Datatype coercion is a feature of Visual Basic that can't be found in many other programming languages. It allows you to use different datatypes against each other without you bothering much about making sure the datatypes can actually be compared against each other.

For example, you can do this:


VB Code:
Dim strTemp As String
     ' coercion happens here: 500 is automatically converted to "500"
    strTemp = 500
     Dim intTemp As Integer
    intTemp = 500
     ' coercion happens here again: strTemp is now automatically converted to an Integer value
    If strTemp = intTemp Then MsgBox "Datatype coercion occurred.", vbInformation

This makes using of the programming language far easier, but it has it's downfalls as well. Sometimes there can be situatations when coercion doesn't know how to work and you get an error:


VB Code:
Dim strTemp As String
    Dim intTemp As Integer
    intTemp = 500
    If strTemp = intTemp Then MsgBox "Datatype coercion occurred.", vbInformation

If you try running this code, you get error 13: type mismatch, as an empty string cannot be converted into a number.


What you should do is to make sure you are comparing same datatypes against each other.

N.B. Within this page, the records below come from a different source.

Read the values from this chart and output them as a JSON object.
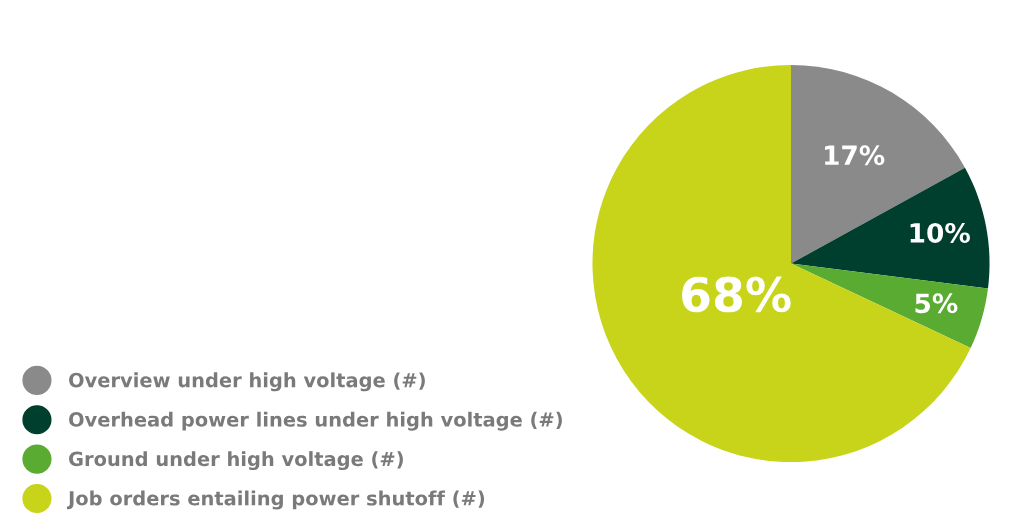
{
  "chart_data": {
    "type": "pie",
    "categories": [
      "Overview under high voltage (#)",
      "Overhead power lines under high voltage (#)",
      "Ground under high voltage (#)",
      "Job orders entailing power shutoff (#)"
    ],
    "values": [
      17,
      10,
      5,
      68
    ],
    "colors": [
      "#8a8a8a",
      "#003f2d",
      "#5aab32",
      "#c8d41a"
    ],
    "value_labels": [
      "17%",
      "10%",
      "5%",
      "68%"
    ],
    "legend": "bottom left"
  }
}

Using the same datatypes against each other is also much faster as VB doesn't need to do coercion in that case. The resulting compiled code will also be shorter and much more efficient as there will be no need for the extra conversion code (which is invisible to you).

So, we are comparing numbers here. Lets make the string a number:


VB Code:
If Val(strTemp) = intTemp Then ...

Please note that coercion still takes place here: Val() returns a double value. You could also add CInt() surrounding the Val(). You can't use CInt directly, because strTemp isn't counted as a number and thus CInt would give you the same type mismatch error when the string is empty.

Although it would be the best if you didn't use a string in the first place. You could plan things like this:
visual layer: convert to strings when displaying something to the user and convert values given by user back to proper datatype when done with the visual side"under the hood" layer: everything possible is handled as numbers using the best suited datatype for each case (except native string data, of course)output layer: if you need to save, then convert to the format you wish to use for your save files

This will prevent getting errors and weird bugs, and makes sure your code is efficient.


A quick guide to the most used datatypes

*Integers*
Byte = 8 bits unsigned integer, 0 to 255
Integer = 16 bits signed integer, -32768 to 32767
Long = 32 bits signed integer, -2147483648 to 2147483647
Currency = 64 bits hacked signed integer, can have four decimal numbers

Integer numbers are always accurate.

*Floating point*
Single = 32 bits floating point
Double = 64 bits floating point

Floating point numbers aren't perfectly accurate, but give a possibility to have a lot of decimals. Never use for money calculations!

*Special*
Boolean = 16 bits, True or False
Date = 64 bits floating point (actually a Double)
String = 32 bits + byte length of string + null character

----------